Here are some tips that should help you master the art of reggae guitar playing.
Now there is quite a bit of information as it relates to, how to play reggae guitar authentically. The
reggae guitar lesson I am about to give you is going to be taught from a Jamaican perspective. That’s where I am
from and that’s the only way I know how to play. I will go through the basic techniques, that will get
you up to speed quickly.
I assume that you already know how to play the guitar and you are comfortable using bar chords. I will
mainly be using bar chords in this lesson. For those who do not know their bar chords, I will show you a technique
you can use. I must add though, that its application is very limited. But I will show you if you promise to learn
your bar chords. Promise? Good.
Reggae guitar lesson
We will use G-minor. Hold the G-minor bar chord and strum down. Use a nice and easy pace. Do
not pick the strings one after the other. Just strum down. If it’s done properly you should get a bright sustaining
sound – doesn’t sound like reggae does it? Don’t worry! We are about to fix that.
To get that illusive reggae guitar sound, after each
strum, swiftly and fractionally raise the strings from off the fret board – only fractionally. Make sure that
your fingers are still on the strings (see image right). This has to be done right to get the proper
reggae sound and feel. Notice when you do this how the sound quickly dies. This dampening of the strings at
this point is the hallmark of reggae playing. Get this right and you will be more than half way in
mastering the art of how to play reggae guitar.
You now need to practice this over and over until it becomes easy. You could try counting yourself in and
on the second count strum down. Repeat but, do not go pass two counts. To get this tight, squeeze the strings
against the fret as you are about to make contact.
See both videos for more on this
How to do the chop/chuck
If you are really keen on how to play reggae guitar, you must learn this technique. The strumming
technique I showed you above is very effective and you could go on stage with that technique alone but, you would
be bored to death over time. This is where the chop or chuck comes in.
Here’s a quick way of doing it. Repeat the exact technique I showed you above but this time, include a
return stroke while the strings are slightly raised. You only need to play the first three or four higher strings
for this to work. You should hear a lovely choppy sound. If you can do this successfully over and over, you have
mastered this intricate technique. Well done!
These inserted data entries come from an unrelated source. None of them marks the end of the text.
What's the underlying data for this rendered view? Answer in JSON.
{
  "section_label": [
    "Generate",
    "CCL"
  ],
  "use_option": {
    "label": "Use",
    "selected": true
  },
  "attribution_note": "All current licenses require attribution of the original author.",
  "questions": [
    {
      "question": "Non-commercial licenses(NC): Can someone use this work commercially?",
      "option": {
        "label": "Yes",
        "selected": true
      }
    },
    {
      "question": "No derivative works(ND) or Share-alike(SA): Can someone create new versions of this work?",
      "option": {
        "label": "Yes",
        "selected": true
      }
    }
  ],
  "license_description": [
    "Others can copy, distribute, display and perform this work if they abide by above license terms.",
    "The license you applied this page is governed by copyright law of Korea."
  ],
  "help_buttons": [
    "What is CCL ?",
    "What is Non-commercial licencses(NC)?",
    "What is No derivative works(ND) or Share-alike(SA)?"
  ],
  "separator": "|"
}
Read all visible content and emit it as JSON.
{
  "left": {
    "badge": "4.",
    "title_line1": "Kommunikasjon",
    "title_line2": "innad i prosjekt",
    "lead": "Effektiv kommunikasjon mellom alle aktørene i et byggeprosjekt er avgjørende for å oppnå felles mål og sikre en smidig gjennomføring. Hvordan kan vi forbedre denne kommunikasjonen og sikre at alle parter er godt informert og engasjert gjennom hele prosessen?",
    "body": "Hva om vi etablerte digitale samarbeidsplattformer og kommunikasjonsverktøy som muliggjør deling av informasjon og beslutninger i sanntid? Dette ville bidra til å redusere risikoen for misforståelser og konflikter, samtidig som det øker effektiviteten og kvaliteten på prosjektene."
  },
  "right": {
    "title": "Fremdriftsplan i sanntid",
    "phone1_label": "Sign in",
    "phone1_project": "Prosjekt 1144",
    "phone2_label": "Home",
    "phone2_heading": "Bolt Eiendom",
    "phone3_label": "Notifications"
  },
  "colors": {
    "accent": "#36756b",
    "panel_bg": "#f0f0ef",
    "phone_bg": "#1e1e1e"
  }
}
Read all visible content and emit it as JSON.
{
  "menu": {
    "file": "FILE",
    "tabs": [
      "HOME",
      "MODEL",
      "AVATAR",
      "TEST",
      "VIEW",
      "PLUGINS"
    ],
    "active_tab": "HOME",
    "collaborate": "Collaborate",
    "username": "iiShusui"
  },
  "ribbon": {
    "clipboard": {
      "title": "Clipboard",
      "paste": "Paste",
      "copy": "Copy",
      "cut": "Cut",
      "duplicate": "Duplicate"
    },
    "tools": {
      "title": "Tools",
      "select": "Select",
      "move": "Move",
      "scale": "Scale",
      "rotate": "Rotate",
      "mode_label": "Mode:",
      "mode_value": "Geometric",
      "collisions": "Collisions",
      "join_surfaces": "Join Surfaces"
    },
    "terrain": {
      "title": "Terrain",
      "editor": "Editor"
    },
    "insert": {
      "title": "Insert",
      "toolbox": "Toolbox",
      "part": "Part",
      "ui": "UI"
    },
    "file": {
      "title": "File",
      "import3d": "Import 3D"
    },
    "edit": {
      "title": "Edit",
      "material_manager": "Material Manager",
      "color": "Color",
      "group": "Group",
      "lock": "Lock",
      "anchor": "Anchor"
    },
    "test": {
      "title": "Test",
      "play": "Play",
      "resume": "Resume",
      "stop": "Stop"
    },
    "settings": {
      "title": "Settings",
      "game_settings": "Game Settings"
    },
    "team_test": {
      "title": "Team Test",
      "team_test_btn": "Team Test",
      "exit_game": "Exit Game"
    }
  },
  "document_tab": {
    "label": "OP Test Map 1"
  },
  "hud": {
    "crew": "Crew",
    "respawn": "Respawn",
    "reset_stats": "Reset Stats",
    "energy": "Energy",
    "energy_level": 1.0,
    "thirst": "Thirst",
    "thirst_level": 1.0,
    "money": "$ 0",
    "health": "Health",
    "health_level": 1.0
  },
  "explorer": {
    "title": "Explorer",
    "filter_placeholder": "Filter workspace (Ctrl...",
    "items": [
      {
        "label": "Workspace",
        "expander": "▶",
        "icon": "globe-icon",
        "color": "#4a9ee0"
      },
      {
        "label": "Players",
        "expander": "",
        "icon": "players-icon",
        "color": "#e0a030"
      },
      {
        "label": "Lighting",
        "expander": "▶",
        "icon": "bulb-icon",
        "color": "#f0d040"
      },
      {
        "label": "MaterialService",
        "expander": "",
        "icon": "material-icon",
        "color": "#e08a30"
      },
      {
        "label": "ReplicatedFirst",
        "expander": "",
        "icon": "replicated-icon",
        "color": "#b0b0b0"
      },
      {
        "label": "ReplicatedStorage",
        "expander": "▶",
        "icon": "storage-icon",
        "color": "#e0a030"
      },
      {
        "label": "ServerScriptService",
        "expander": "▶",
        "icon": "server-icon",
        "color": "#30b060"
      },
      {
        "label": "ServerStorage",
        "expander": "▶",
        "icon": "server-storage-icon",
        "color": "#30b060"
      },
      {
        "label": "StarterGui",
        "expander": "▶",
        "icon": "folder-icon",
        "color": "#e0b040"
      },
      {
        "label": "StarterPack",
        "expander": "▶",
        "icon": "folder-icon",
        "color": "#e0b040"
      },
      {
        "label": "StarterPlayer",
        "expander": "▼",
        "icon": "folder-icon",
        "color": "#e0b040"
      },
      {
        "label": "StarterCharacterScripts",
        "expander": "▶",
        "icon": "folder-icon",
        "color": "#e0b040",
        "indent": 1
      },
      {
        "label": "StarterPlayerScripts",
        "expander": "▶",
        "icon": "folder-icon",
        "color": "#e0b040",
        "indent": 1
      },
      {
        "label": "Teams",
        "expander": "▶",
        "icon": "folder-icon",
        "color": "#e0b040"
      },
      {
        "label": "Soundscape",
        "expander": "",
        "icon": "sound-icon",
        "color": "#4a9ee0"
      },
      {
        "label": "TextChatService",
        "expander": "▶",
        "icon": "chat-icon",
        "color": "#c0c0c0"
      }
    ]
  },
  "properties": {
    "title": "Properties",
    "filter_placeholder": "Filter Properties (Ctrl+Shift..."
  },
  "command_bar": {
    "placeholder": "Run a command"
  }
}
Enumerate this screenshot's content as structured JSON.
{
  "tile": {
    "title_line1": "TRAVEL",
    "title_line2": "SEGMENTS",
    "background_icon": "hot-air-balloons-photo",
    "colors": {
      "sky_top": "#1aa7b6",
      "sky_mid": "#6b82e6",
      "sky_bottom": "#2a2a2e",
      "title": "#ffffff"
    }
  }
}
I must admit that this is not the way it is taught by many people but, believe it or not, this is how most
reggae guitarist play. It is far more versatile, especially if you want to do some quick lead work or deliberately
pick the lower strings while you play.
See video for more on this
Here’s a “bad" little technique you could try for variety. Pick the low E-string then strum down. Strum
down quickly again but this time with the strings slightly raised form off the fret, then another quick strum
down, while firmly pressing the strings against the fret. Do it over and over. This can really spice
up your playing.
The “Ska slowed down” technique
The other technique is actually ska slowed down. To find out more, have a look at
reggae music history. All this technique involves is
pronouncing the strum on the up stroke and doing the chop on the down. Start of by strumming up quickly and then
down quickly while slightly raising the strings off the fret. Do this over and over for practice. You could even
start off with the chop to give variety. This style of playing sounds good but it is not that versatile. If
you love it, stick to it while learning the other technique, you might be pleasantly surprised.
For those who only know open chords
Hold the A-minor open chord. Now strum the chord using the method I showed you earlier. It
sounds off! I know. That’s because you are also playing the high E and the low E and A strings. To solve the
problem, after you strum the chord, use your strumming hand to quickly mute all the strings. This is done by
placing the heel or palm of your hand over the strings. See acoustic
reggae guitar for more.
Reggae Guitar Soloing
This aspect of reggae guitar is not very difficult, given that it's similar to other
genres. The main thing to keep in mind is timing. Reggae is played on the off beat and those who
aspire to master the art of reggae guitar soloing should listen to many reggae guitar solos and practice them.
It's also important to learn techniques such as hammer-ons, slides, bends, string skipping,
pull-offs, double stops and Vibrato. learning these will make your soloing come alive.
That’s it. For practice, try to do it while changing chords. Remember this method can be very
hard to get at first and not only that, it can be very limiting. So learn your bar chords.
There is much to learn about how to play reggae guitar but,
the information here should be enough to get you started. As always nothing in reggae is cast in stone so
experiment and see what works best for you.